BUFFALO, N.Y. -- The showing of right-wing extremist Jean-Marie Le Pen in the April 21 qualifying race for the French presidential election, which has caused an uproar throughout Europe and in the United States, is a fluke, according to a historian at the University at Buffalo.
Liana Vardi, associate professor of history at UB, calls the election results "the unfortunate result of an overconfident political left that wanted to 'send a message' to France's socialist prime minister Lionel Jospin by voting Green or for another splinter Left party, in the first election round.
"They now have learned a very painful lesson," she says, "This is a wake-up call to the government and to the political left, and I believe it will be heeded."
She says that Le Pen, who is demanding more prison beds, an expanded police force with new powers and an end to immigration, speaks to people's fears about growing violence and unemployment that the government has not addressed head-on.
He has done so, she says, by appealing to racism and xenophobia.
"Le Pen got 15 percent of the vote in the last election and 17 percent this round -- enough to get him to the second ballot, but not enough to demonstrate a great shift to the extreme right by French voters," says Vardi.

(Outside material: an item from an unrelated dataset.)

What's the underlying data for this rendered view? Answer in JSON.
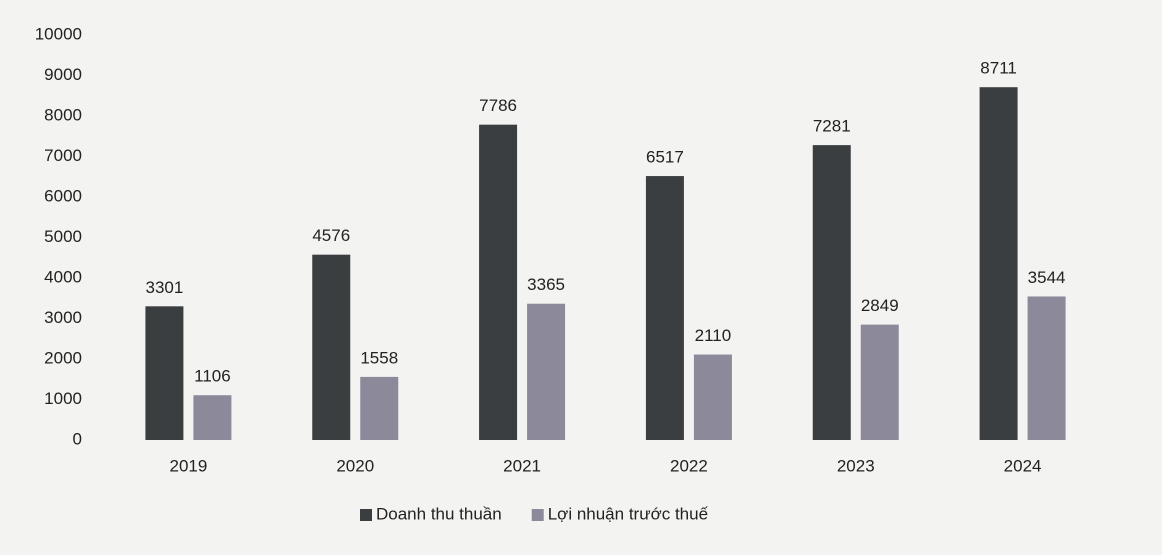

"The drawback of his making it this far is that he will get equal time on television and will be very visible in the next 10 days."
In spite of the furious call-to-arms Le Pen's showing has provoked in left-to-center politicians across Europe, Vardi says there is no doubt in anyone's mind that Jacques Chirac will win the elections, despite several charges of corruption related to his tenure as mayor of Paris.
She points to an editorial in the French left daily, Liberation, that urged the French to vote for "the crook and not for the fascist" and to television interviews with left-wing voters that indicate that they will indeed rally to Chirac, however reluctantly.
"There has been a lot of discussion in the press about mounting anti-Semitism and demands that the government take it seriously," Vardi says.
"It seems to be coming out of the suburbs, rather than fascist skin-head groups associated with the far right and is an inappropriate, to say the least, extension of the Israeli-Palestinian conflict onto home-ground."